Offshore wind projects off the East Coast could take up to a 15 percent bite out of the surf clam industry’s $30 million annual revenue, according to two new studies from Rutgers University researchers.
The biggest loss could be up to 25 percent for boats based in Atlantic City, N.J., a historic center for the fishery.
The paired studies, published in the ICES Journal of Marine Science, show how total fleet revenue may range from 3 percent to 15 percent, “depending on the scale of offshore wind development and response of the fishing fleet.”
The researchers developed a complex computer model to predict how the surf clam fishery may change in response to large-scale wind turbine arrays – such as the 1,100-megawatt Ocean Wind 1 project planned off Atlantic City.
“Understanding the impacts of fishery exclusion and fishing effort displacement from development of offshore wind energy is critical to the sustainability of the Atlantic surf clam fishing industry,” according to co-author Daphne Munroe, an associate professor in the Department of Marine and Coastal Sciences. Munroe and the research team worked closely with fishermen and the clam industry in developing the model.
“Tools that can predict and manage these complex and interconnected challenges are essential for developing and evaluating strategies that allow for multiple users of the offshore environment,” Munroe said in a project summary released by Rutgers.
The surf clam and deeper-water ocean quahog fisheries supply product for everything from canned clam chowder, to the ubiquitous fried clams of seafood restaurants and high-end sushi and sashimi.
Surf clams sustain fishermen, boats and processing plants from Virginia to Massachusetts and generate more than $30 million in direct annual revenue, according to the study.
Clammers have long sought a 2-nautical mile wide spacing between turbine towers, which they say is essential for safely operating their heavy gear of hydraulic dredges that gather clams off the sea floor.
But in a newly released draft environmental impact statement, BOEM says reducing turbine arrays to that spacing would cut down the turbine layout plan by two-thirds and make the Ocean Wind 1 project unable to fulfill New Jersey’s renewable energy plan.
The surf clam fishery is already under pressure from the effects of climate change on U.S. Atlantic waters, with catch rates declining and the resource shifting northward.
The business took a beating in 2020 during the covid-19 pandemic when restaurant closures slashed demand for clams, and ex-vessel value purchased by seven major processors plunged from $28 million in 2019 to $23 million.
To measure the potential impacts of offshore wind farms on Atlantic surf clam catches, the researchers built the Spatially-Explicit Fishery Economics Simulator (SEFES), a computer model to help create a comprehensive picture of stock dynamics, the fishery and fishing fleet decision-making.
“SEFES is basically a virtual world that allows us to simulate the dynamics of the fishery – from how captains navigate their boats to how weather impacts the catch,” Munroe said. “But the model also has a layer of biology, which accounts for the clam populations and how they change over time and in space.”
That includes factoring how climate change is already pushing clam distribution northward.
To fine-tune SEFES, Munroe and colleagues worked closely with the industry, including fishermen who provided feedback. “We showed them how the model was working, and they told us if our assessments were right or wrong,” said Munroe. Input from fisheries managers and data from landings were also used to ensure the model was working well.
With the model calibrated, Munroe’s team then sought to predict the impacts of future wind farms on Atlantic surf clam catches.
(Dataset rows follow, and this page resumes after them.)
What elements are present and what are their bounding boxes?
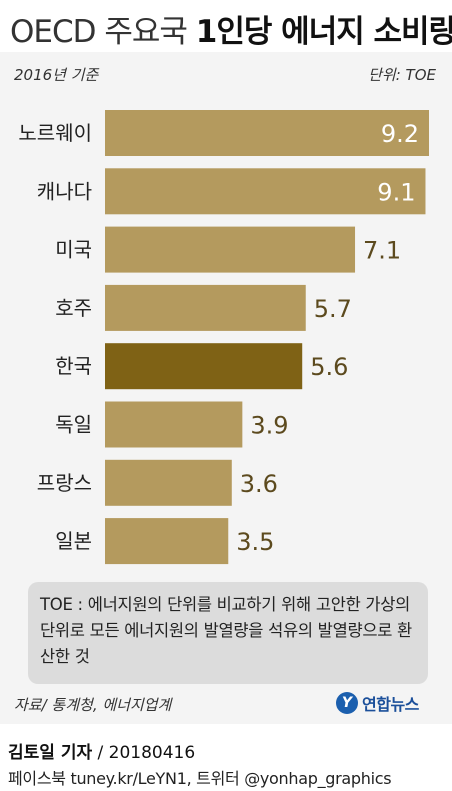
- category-label: 노르웨이: [18, 121, 92, 145]
- social-links: 페이스북 tuney.kr/LeYN1, 트위터 @yonhap_graphic…: [8, 769, 392, 788]
- chart-title: OECD 주요국 1인당 에너지 소비량: [10, 6, 452, 51]
- category-label: 호주: [55, 296, 92, 320]
- category-label: 프랑스: [37, 471, 92, 495]
- bar: [105, 226, 356, 273]
- note-text: TOE : 에너지원의 단위를 비교하기 위해 고안한 가상의 단위로 모든 에…: [40, 595, 412, 666]
- bar: [105, 518, 229, 565]
- note-box: TOE : 에너지원의 단위를 비교하기 위해 고안한 가상의 단위로 모든 에…: [28, 582, 428, 684]
- bar-highlight: [105, 343, 303, 390]
- category-label: 한국: [55, 354, 92, 378]
- bar-chart: 노르웨이 9.2 캐나다 9.1 미국 7.1 호주 5.7 한국 5.6 독일 3.9 프랑스 3.6 일…: [18, 110, 429, 565]
- category-label: 일본: [55, 529, 92, 553]
- reporter-name: 김토일 기자: [8, 743, 93, 763]
- category-label: 미국: [55, 238, 92, 262]
- value-label: 9.2: [381, 120, 419, 148]
- title-main: 1인당 에너지 소비량: [195, 14, 452, 50]
- bar: [105, 168, 426, 215]
- value-label: 5.6: [310, 353, 348, 381]
- byline: 김토일 기자 / 20180416: [8, 738, 195, 763]
- bar: [105, 401, 243, 448]
- bar: [105, 459, 232, 506]
- value-label: 5.7: [314, 295, 352, 323]
- category-label: 캐나다: [37, 179, 92, 203]
- value-label: 3.6: [240, 470, 278, 498]
- bar: [105, 110, 429, 156]
- yonhap-logo: Y 연합뉴스: [336, 690, 419, 716]
- yonhap-logo-text: 연합뉴스: [362, 695, 419, 714]
- chart-subtitle: 2016년 기준: [14, 66, 99, 84]
- unit-label: 단위: TOE: [368, 66, 436, 84]
- value-label: 7.1: [363, 237, 401, 265]
- bar: [105, 284, 306, 331]
- value-label: 3.5: [236, 528, 274, 556]
- value-label: 3.9: [250, 412, 288, 440]
- source-label: 자료/ 통계청, 에너지업계: [14, 696, 172, 714]
- byline-date: / 20180416: [92, 743, 196, 763]
- value-label: 9.1: [377, 178, 415, 206]
- yonhap-logo-icon: Y: [336, 692, 358, 714]
- category-label: 독일: [55, 413, 92, 437]
- title-prefix: OECD 주요국: [10, 14, 188, 50]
As of 2021, some 1.7 million acres of ocean have been leased for offshore renewable energy projects on the outer continental shelf.
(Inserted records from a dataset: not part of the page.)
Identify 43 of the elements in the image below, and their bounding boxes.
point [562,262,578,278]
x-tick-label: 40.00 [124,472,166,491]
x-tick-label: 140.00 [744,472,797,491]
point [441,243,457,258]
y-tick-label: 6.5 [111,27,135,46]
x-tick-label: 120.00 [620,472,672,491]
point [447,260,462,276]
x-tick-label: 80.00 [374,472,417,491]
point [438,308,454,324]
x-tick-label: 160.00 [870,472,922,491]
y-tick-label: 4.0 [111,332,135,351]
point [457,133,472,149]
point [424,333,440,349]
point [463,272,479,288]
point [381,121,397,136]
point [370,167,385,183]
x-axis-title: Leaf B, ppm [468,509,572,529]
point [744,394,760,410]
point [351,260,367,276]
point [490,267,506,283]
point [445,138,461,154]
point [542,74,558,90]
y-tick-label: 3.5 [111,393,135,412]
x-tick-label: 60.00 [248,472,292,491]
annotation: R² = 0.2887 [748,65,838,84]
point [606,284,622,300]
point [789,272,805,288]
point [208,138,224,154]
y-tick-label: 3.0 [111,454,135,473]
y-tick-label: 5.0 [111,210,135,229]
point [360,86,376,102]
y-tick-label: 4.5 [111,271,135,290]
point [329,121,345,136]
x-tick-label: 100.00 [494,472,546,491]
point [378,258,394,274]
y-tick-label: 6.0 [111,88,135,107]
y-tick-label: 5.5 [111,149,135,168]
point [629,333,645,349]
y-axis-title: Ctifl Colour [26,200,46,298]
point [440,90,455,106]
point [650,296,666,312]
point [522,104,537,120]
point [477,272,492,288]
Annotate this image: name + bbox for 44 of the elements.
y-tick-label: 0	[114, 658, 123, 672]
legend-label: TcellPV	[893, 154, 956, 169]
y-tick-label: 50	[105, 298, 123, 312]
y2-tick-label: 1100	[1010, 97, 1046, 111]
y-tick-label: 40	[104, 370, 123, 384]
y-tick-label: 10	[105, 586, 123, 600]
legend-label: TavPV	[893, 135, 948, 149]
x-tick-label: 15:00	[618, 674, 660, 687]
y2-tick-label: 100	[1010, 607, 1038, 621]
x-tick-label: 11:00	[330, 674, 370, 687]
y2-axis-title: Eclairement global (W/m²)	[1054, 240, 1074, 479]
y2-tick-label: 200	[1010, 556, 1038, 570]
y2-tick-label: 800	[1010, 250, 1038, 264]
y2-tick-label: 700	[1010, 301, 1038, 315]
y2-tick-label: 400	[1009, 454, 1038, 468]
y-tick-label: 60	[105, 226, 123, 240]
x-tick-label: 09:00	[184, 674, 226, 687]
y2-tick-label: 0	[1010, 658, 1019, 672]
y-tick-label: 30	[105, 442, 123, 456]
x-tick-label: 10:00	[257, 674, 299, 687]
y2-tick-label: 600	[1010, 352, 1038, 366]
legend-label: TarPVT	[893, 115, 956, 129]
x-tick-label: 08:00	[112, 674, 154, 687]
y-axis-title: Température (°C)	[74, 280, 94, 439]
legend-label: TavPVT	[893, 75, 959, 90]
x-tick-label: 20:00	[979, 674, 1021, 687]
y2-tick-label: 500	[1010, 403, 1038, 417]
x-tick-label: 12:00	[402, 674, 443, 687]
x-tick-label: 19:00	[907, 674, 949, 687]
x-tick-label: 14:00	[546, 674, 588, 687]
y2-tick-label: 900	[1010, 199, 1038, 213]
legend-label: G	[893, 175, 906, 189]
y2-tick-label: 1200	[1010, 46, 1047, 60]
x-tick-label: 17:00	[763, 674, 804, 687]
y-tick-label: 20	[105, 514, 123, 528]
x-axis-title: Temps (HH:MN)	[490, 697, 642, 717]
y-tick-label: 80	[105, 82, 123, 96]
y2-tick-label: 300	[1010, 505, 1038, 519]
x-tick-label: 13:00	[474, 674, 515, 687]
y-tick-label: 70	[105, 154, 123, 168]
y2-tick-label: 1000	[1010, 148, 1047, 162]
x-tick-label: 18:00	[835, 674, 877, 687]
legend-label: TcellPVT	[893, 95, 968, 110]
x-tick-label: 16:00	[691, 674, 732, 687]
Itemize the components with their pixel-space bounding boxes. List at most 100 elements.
Atlantic surf clam vessels that fish these areas must operate within restricted lanes or in ways that may be less efficient than in unrestricted areas. These changes to fishing behavior will have costs that SEFES can calculate.
“If fishermen can’t fish in wind-leased areas, they will fish elsewhere in locations that might be less than optimal, changes that will mean longer trips and potentially smaller hauls,” said Munroe.